Dean de la Richardière : le retour du Funky

bigL’écoute de Tecknofobia, One Upon a Time, Afghakistan et Pump up the rythm, les quatre titres de Pleasure Island, le 1er EP de Dean de la Richardière, est profondément jouissif. Les ex-ados des années 80 y retrouveront la gaité d’une musique funky et sensuelle évoquant irrésistiblement Grace Jones, Chic, Tom Tom Club, Talking Heads, B’52s ou Lizzy Mercier Descloux. Les plus jeunes, absents de cette parenthèse musicalement enchantée qui s’ouvrit de 1978 à 1985, y découvriront un mariage réussi entre groove et electro, percussions africaines en guise de témoins en sus. Un son vraiment original (pour une fois !) qui met la banane et agite les fourmis dans les jambes !

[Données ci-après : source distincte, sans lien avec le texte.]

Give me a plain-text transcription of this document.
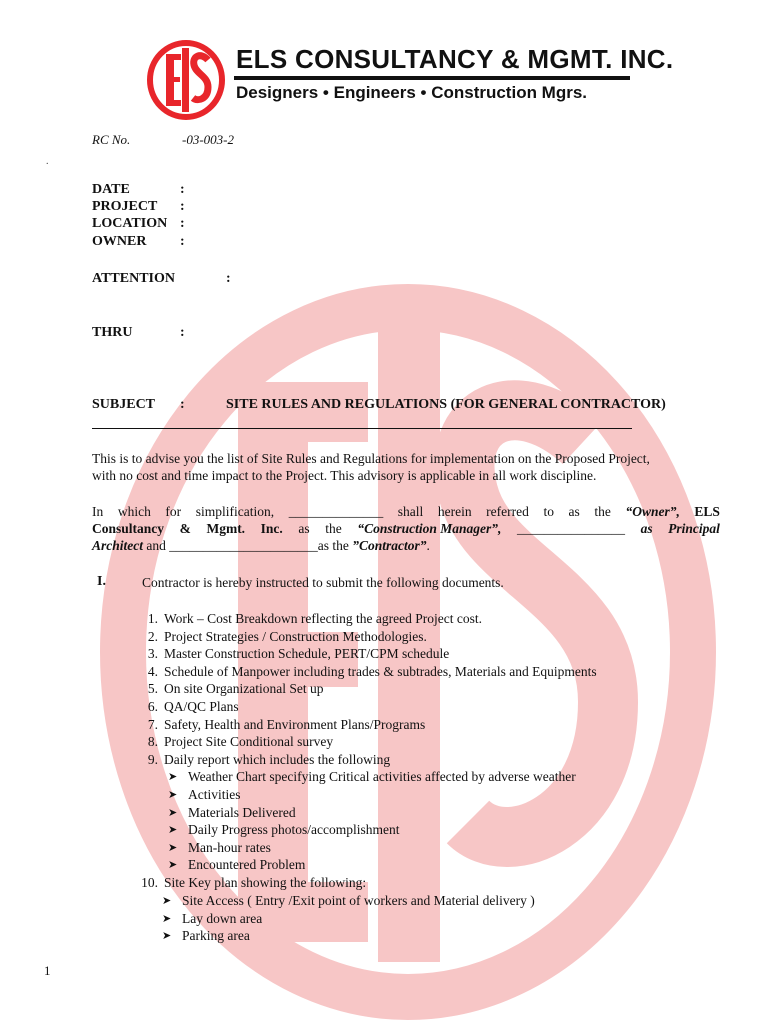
ELS CONSULTANCY & MGMT. INC.
Designers • Engineers • Construction Mgrs.
RC No.	-03-003-2
.
DATE	:
PROJECT :
LOCATION :
OWNER :
ATTENTION	:
THRU	:
SUBJECT :	SITE RULES AND REGULATIONS (FOR GENERAL CONTRACTOR)
This is to advise you the list of Site Rules and Regulations for implementation on the Proposed Project,
with no cost and time impact to the Project. This advisory is applicable in all work discipline.
In which for simplification, ______________ shall herein referred to as the “Owner”, ELS
Consultancy & Mgmt. Inc. as the “Construction Manager”, ________________ as Principal
Architect and ______________________as the ”Contractor”.
I.	Contractor is hereby instructed to submit the following documents.
1. Work – Cost Breakdown reflecting the agreed Project cost.
2. Project Strategies / Construction Methodologies.
3. Master Construction Schedule, PERT/CPM schedule
4. Schedule of Manpower including trades & subtrades, Materials and Equipments
5. On site Organizational Set up
6. QA/QC Plans
7. Safety, Health and Environment Plans/Programs
8. Project Site Conditional survey
9. Daily report which includes the following
➤ Weather Chart specifying Critical activities affected by adverse weather
➤ Activities
➤ Materials Delivered
➤ Daily Progress photos/accomplishment
➤ Man-hour rates
➤ Encountered Problem
10. Site Key plan showing the following:
➤ Site Access ( Entry /Exit point of workers and Material delivery )
➤ Lay down area
➤ Parking area
1
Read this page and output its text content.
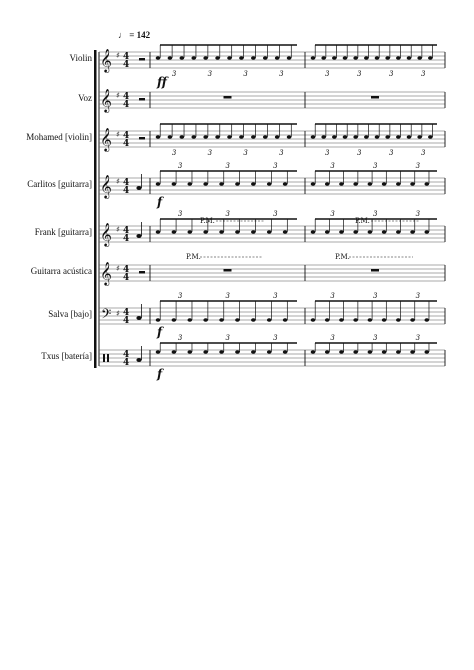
𝄞 ♯ 4
4
3	3	3	3	3	3	3	3
ff
𝄞 ♯ 4
4
𝄞 ♯ 4
4
3	3	3	3	3	3	3	3
𝄞 ♯ 4
4
3	3	3	3	3	3
f
𝄞 ♯ 4
4
3	3	3
P.M.
3	3	3
P.M.
𝄞 ♯ 4
4
P.M.	P.M.
𝄢 ♯ 4
4
3	3	3	3	3	3
f
4
4
3	3	3	3	3	3
f
♩ = 142
Violin
Voz
Mohamed [violin]
Carlitos [guitarra]
Frank [guitarra]
Guitarra acústica
Salva [bajo]
Txus [batería]
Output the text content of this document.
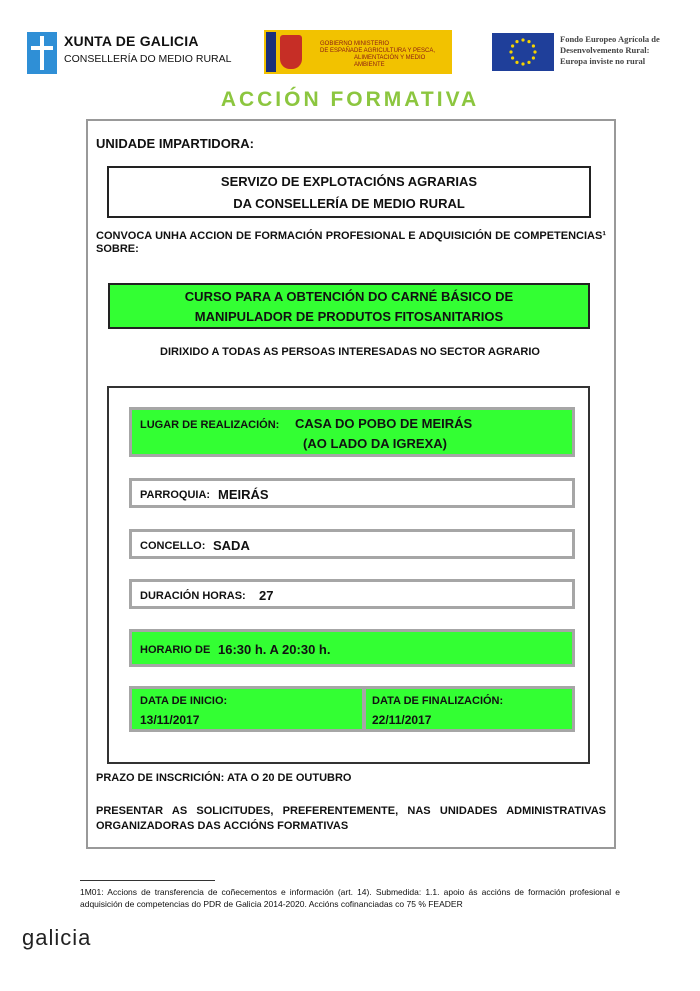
XUNTA DE GALICIA
CONSELLERÍA DO MEDIO RURAL
GOBIERNO
DE ESPAÑA
MINISTERIO
DE AGRICULTURA Y PESCA,
ALIMENTACIÓN Y MEDIO AMBIENTE
Fondo Europeo Agrícola de
Desenvolvemento Rural:
Europa inviste no rural
ACCIÓN FORMATIVA
UNIDADE IMPARTIDORA:
SERVIZO DE EXPLOTACIÓNS AGRARIAS
DA CONSELLERÍA DE MEDIO RURAL
CONVOCA UNHA ACCION DE FORMACIÓN PROFESIONAL E ADQUISICIÓN DE COMPETENCIAS¹ SOBRE:
CURSO PARA A OBTENCIÓN DO CARNÉ BÁSICO DE
MANIPULADOR DE PRODUTOS FITOSANITARIOS
DIRIXIDO A TODAS AS PERSOAS INTERESADAS NO SECTOR AGRARIO
LUGAR DE REALIZACIÓN: CASA DO POBO DE MEIRÁS
(AO LADO DA IGREXA)
PARROQUIA: MEIRÁS
CONCELLO: SADA
DURACIÓN HORAS: 27
HORARIO DE 16:30 h. A 20:30 h.
DATA DE INICIO:
13/11/2017
DATA DE FINALIZACIÓN:
22/11/2017
PRAZO DE INSCRICIÓN: ATA O 20 DE OUTUBRO
PRESENTAR AS SOLICITUDES, PREFERENTEMENTE, NAS UNIDADES ADMINISTRATIVAS ORGANIZADORAS DAS ACCIÓNS FORMATIVAS
1M01: Accions de transferencia de coñecementos e información (art. 14). Submedida: 1.1. apoio ás accións de formación profesional e adquisición de competencias do PDR de Galicia 2014-2020. Accións cofinanciadas co 75 % FEADER
galicia
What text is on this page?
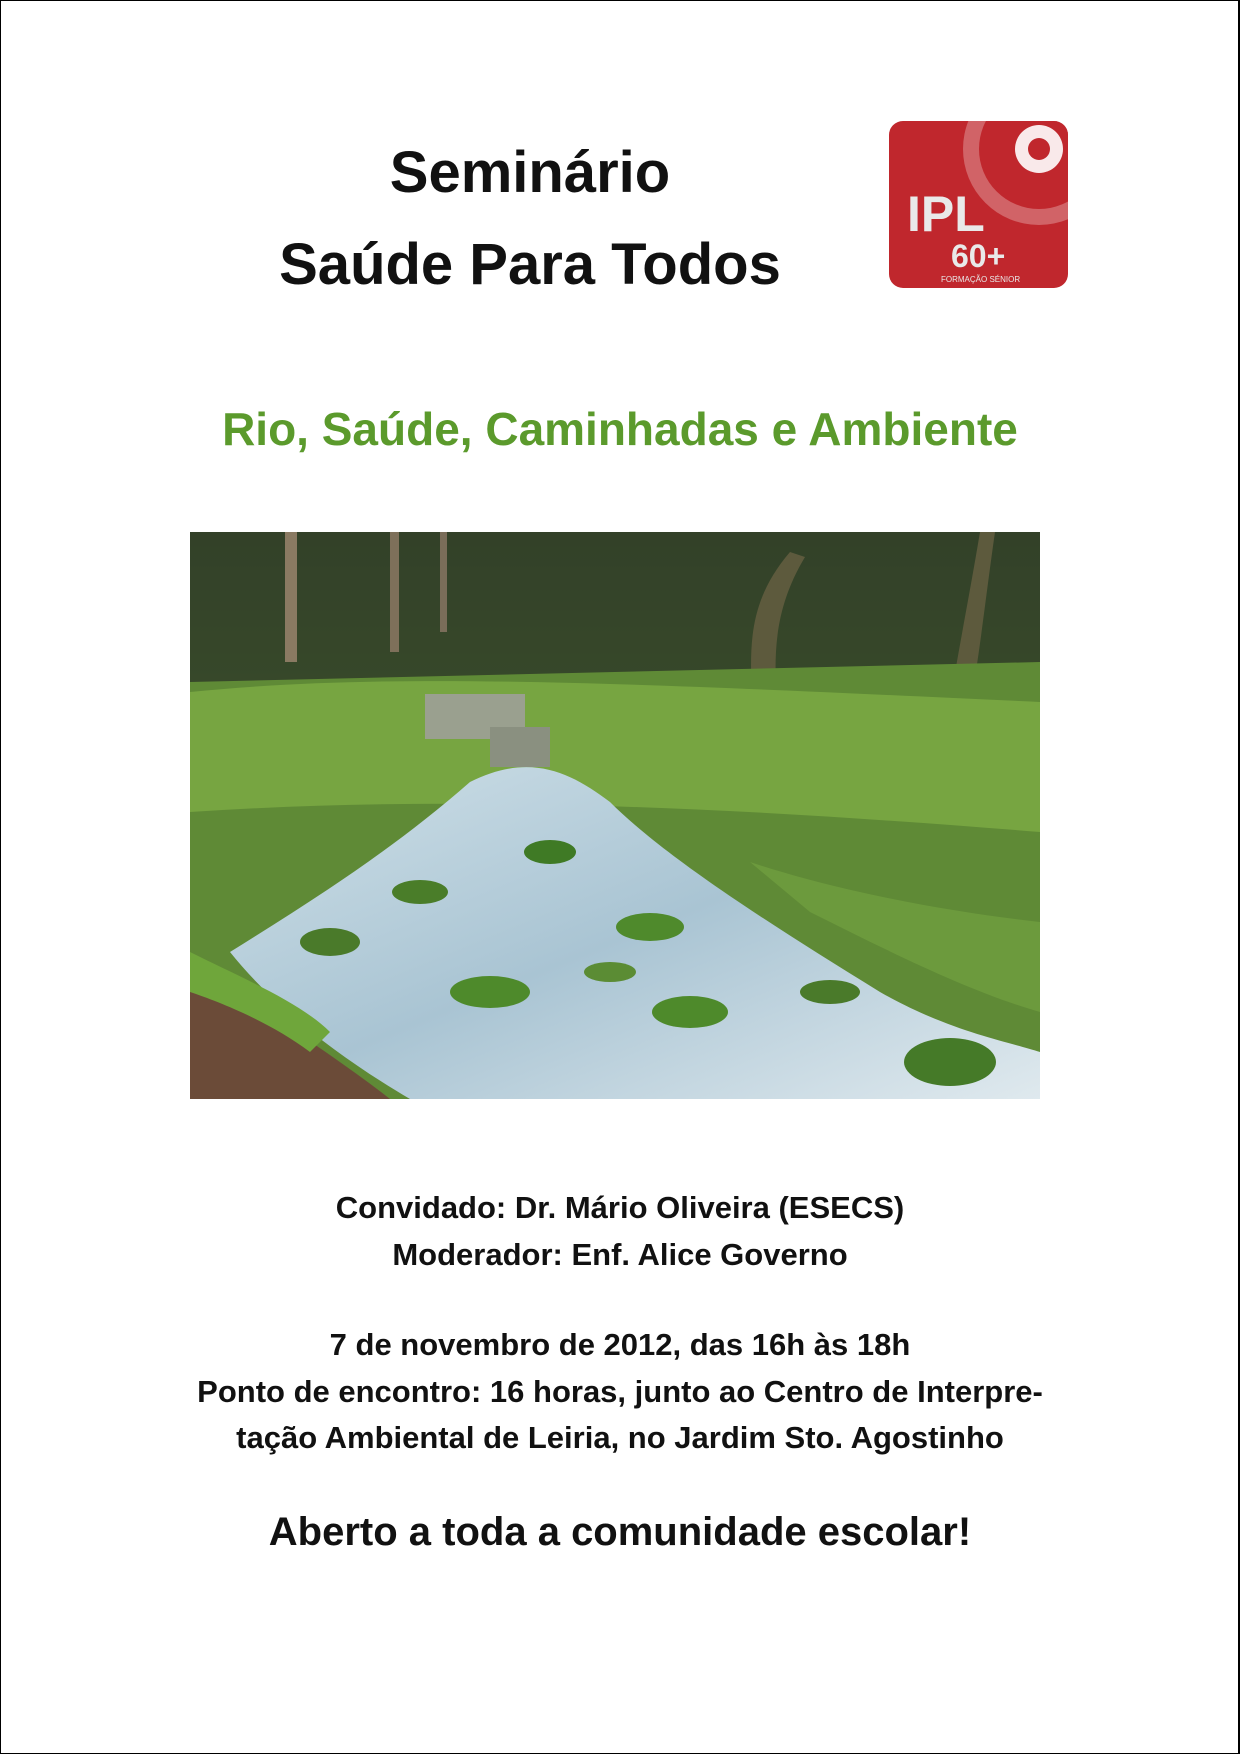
Seminário
Saúde Para Todos
IPL
60+
FORMAÇÃO SÉNIOR
Rio, Saúde, Caminhadas e Ambiente
Convidado: Dr. Mário Oliveira (ESECS)
Moderador: Enf. Alice Governo
7 de novembro de 2012, das 16h às 18h
Ponto de encontro: 16 horas, junto ao Centro de Interpre-
tação Ambiental de Leiria, no Jardim Sto. Agostinho
Aberto a toda a comunidade escolar!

Dean de la Richardière -Amandine pour les intimes- n’aura donc pas échappé à son destin. La jeune femme est née à Paris le 11 mai 1981 jour bénie de la sortie du mythique Nightclubbing de Grace Jones et jour funeste de la mort de Bob Marley. Elle grandit dans le 16ème arrondissement parisien entre une mère authentique aristocrate et un père issu de la bourgeoisie militaire qui n’écoute que les Rolling Stones et lui ramène, à chacun de ses voyages d’affaires en Afrique, un disque de musique locale. Les rythmes de Drums of Passions de Babatunde Olatunji ne la quitteront ainsi jamais. « J’ai ensuite découvert tous les artistes du label culte, Ze Records, et j’ai ressenti une véritable filiation » raconte la jeune femme également fan ultime des productions du Compass Point, le célèbre studio des Bahamas crée par Chris Blackwell.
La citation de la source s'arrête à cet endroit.